Castleman also writes of the town's longer-term history: 

Old Guesthouse Museum, (c) Lisa R. Pruitt 2024

Trona, a “desolate area that was very much thriving back in the ’50s and ’60s,” was littered with abandoned homes after plants closed decades ago, said Berri, 49. Now, “people are fixing them up and making the community better,” he said.

Trona’s heyday was in the early 1900s, when it was a company town, established in 1914 and operated by the American Trona Corp. Early on, a central building housed many workers and all the town’s businesses, including a “pool hall, a barber shop, post office, library, grocery and department store,” according to the Searles Valley Historical Society.
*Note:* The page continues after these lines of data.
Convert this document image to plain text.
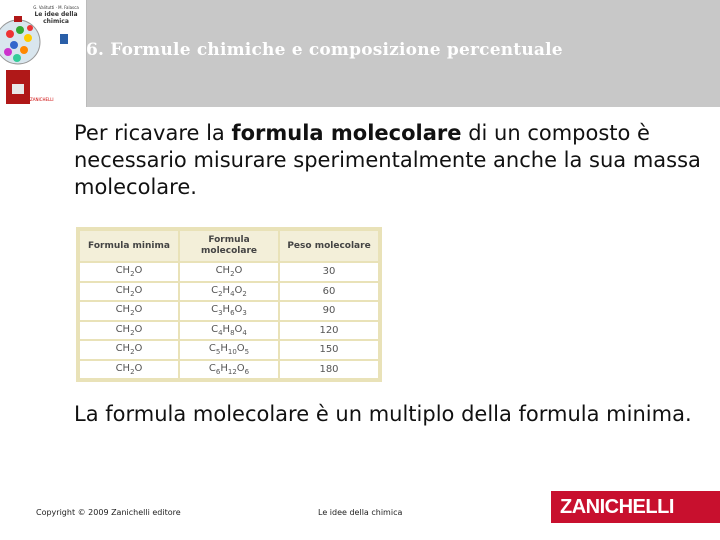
G. Valitutti · M. Falasca
Le idee della chimica
ZANICHELLI
6. Formule chimiche e composizione percentuale
Per ricavare la formula molecolare di un composto è necessario misurare sperimentalmente anche la sua massa molecolare.
Formula minima	Formula molecolare	Peso molecolare
$CH_2O$	$CH_2O$	30
$CH_2O$	$C_2H_4O_2$	60
$CH_2O$	$C_3H_6O_3$	90
$CH_2O$	$C_4H_8O_4$	120
$CH_2O$	$C_5H_{10}O_5$	150
$CH_2O$	$C_6H_{12}O_6$	180
La formula molecolare è un multiplo della formula minima.
Copyright © 2009 Zanichelli editore	Le idee della chimica	ZANICHELLI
Former dollar store is now
the Trona Food Bank
(c) Lisa R. Pruitt 2024

The story features some rich quotes from residents, like that of 80-year-old Ann Epperly, who said she likes being able to "ride horses all over town."  
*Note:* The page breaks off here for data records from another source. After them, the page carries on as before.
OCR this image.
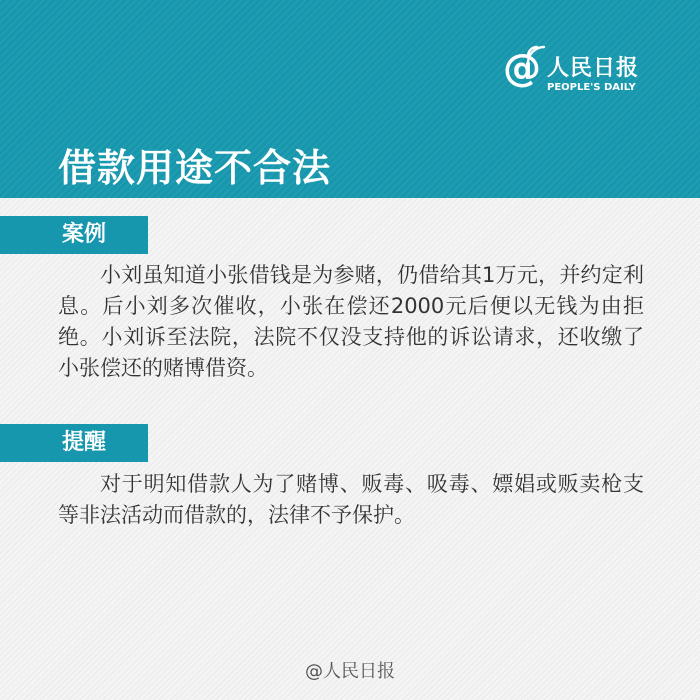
@ 人民日报
PEOPLE'S DAILY
借款用途不合法
案例

小刘虽知道小张借钱是为参赌，仍借给其1万元，并约定利息。后小刘多次催收，小张在偿还2000元后便以无钱为由拒绝。小刘诉至法院，法院不仅没支持他的诉讼请求，还收缴了小张偿还的赌博借资。

提醒

对于明知借款人为了赌博、贩毒、吸毒、嫖娼或贩卖枪支等非法活动而借款的，法律不予保护。

@人民日报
It also explains how Trona's star waned as its industrial importance lagged and as Ridgecrest, 25 miles away, grew.  

Ridgecrest is now home to the closest Walmart.  I noticed that even a dollar store had closed--and been reappropriated as the Trona Food Bank.  The former pharmacy was boarded up, as was a relatively new looking Shell station.  

On the other hand, the town boasted a spiffy new, but spartan, branch of the San Bernardino County Library.   The Senior Center looks robust; boxes of produce were stacked outside it when I passed through on a Saturday morning, when the center was closed.  San Bernardino County offices, including a court, were just a street or two off Highway 178, as was the U.S. post office.  

Here's what Castleman reports about the eight other California towns where median home values are in the $150K range:

Some of the state’s lowest median home values — as low as $114,000 —are located near the Oregon border, in the towns of Dorris, Macdoel and Tulelake. Each town is home to less than 1,000 people and set amid agricultural fields.

Herlong, located along the border with Nevada, 90 miles north of Lake Tahoe, is another town with a low median home value. It’s an army town named after a World War II-era captain and home to a military storage facility.
San Bernardino County Library, Trona Branch

In Southern California, five towns round out the group of nine: Boron, Yermo, Hinkley, Johannesburg and Trona. Surrounded by desert, most were built up around the mining industry and all have lost population in recent decades.

Sign near Mohave
(c) Lisa R. Pruitt 2024 (February)

The town of Boron is named for the element found in borax, and Hinkley is known for a groundwater contamination lawsuit that inspired the movie “Erin Brockovich.”

I look forward to opportunities to visit some of these other remote places with affordable housing.  I've been close to Johannesburg while en route to Trona and Death Valley.   And I've passed through Dorris and Macdoel when traveling between Weed on Interstate 5 in far northern California and the small city of Klamath Falls, Oregon.  Dorris is home of the Cedar Point Nursery, a strawberry nursery that was the origin of the 2021 U.S. Supreme Court case, Cedar Point Nursery v. Hassid.  I've also driven through Tulelake, population just under 1,000, in the same region.  

According to wikipedia, Dorris, population 939, is home to 364 households and 414 housing units, of whom 248 are owner-occupied and 116 are renter-occupied.  Macdoel, population 86, has 43 housing units of whom 18 are owner-occupied and 23 are renter occupied.  The vacancy rate is 0%.